L’Allemagne vient d’autoriser le premier essai clinique d’un vaccin contre le Coronavirus et d’autres pourraient suivre rapidement. Compte-tenu de la durée des procédures de mise sur le marché, la commercialisation n’est pas attendue avant l’année prochaine.

Katja Fuhlert/Pixabay
En Allemagne, le premier essai clinique sur un vaccin a été autorisé et devrait être conduit à partir de la fin du mois d’avril. Le candidat provient de la société de biotechnologie BioNTech, basée à Mayence. Fondée en 2008 par le couple de chercheurs Ugur Sahin et Özlem Türeci, l’entreprise de 1300 employés à l’origine spécialisée dans l’immunothérapie contre le cancer travaille sur un vaccin à ARN messager.

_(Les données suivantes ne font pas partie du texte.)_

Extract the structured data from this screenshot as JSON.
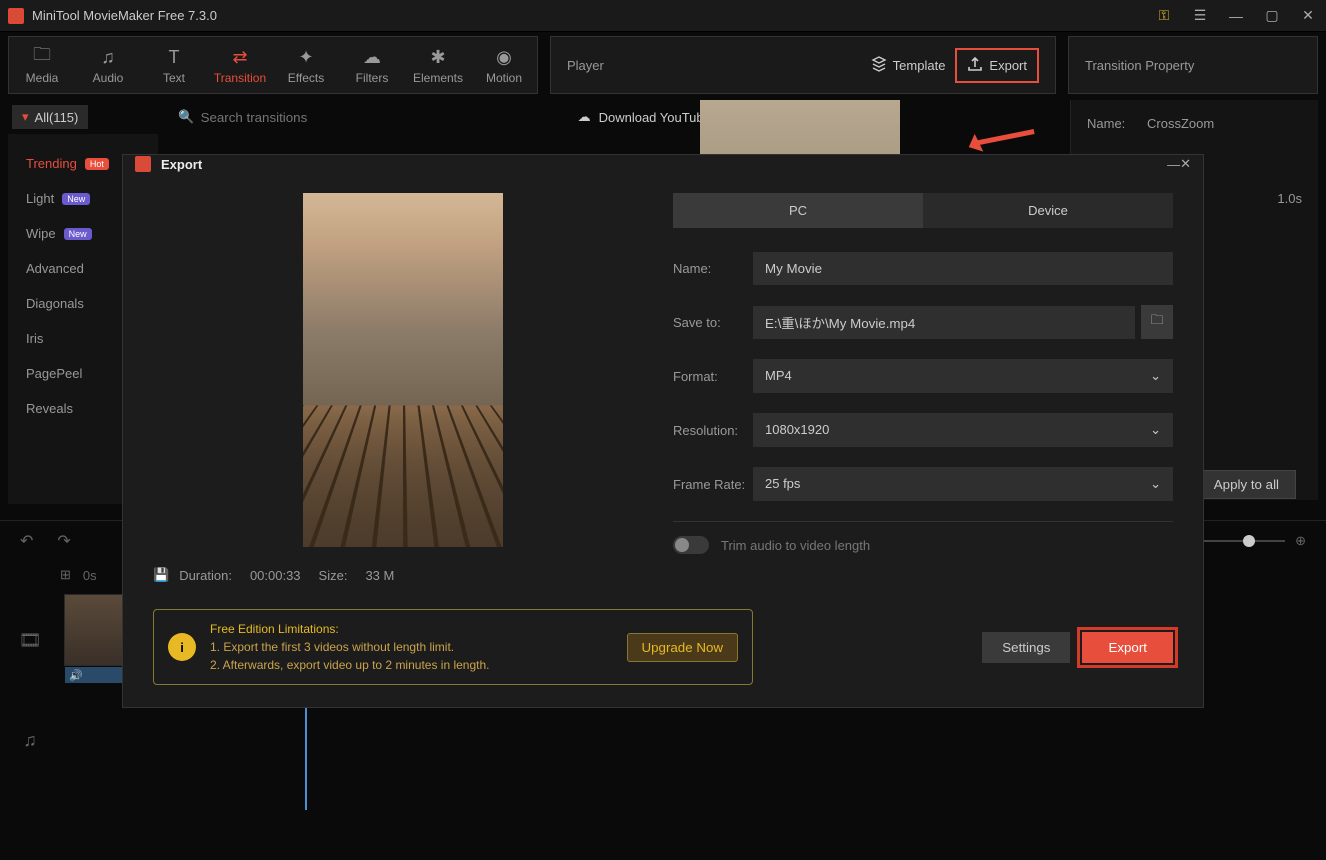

Renfermant certaines informations génétiques du virus, cette technologie permet de synthétiser la protéine du SARS-CoV-2 responsable de la formation des « aiguilles » à sa surface. Les chercheurs espèrent ainsi que l’expression de cette protéine produira une réponse immunitaire importante chez le patient, afin d’induire son immunité. Pour s’en assurer, lors de la première phase de l’essai clinique, le vaccin sera testé sur 200 volontaires de 18 à 55 ans en bonne santé. Ensuite, la seconde phase portera sur 500 personnes à risque, cette fois âgées de plus de 55 ans et présentant des antécédents de maladies cardiovasculaires. L’objectif sera de déterminer la tolérance générale du vaccin et sa capacité à proposer une réponse immunitaire adaptée contre cet agent pathogène qui a la capacité de muter. Différents types d’ARN et différentes longueurs de la protéine de pointe seront expérimentés. Les premières données pourraient être « disponibles fin juin ou début juillet », selon Ugur Sahin. En prévision de sa commercialisation, BioNTech a conclu un accord de coopération avec le Chinois Fosun Pharmaceutical basé à Shanghai, qui sera le distributeur exclusif du vaccin en Chine, et avec le géant pharmaceutique américain Pfizer, pour le reste du monde.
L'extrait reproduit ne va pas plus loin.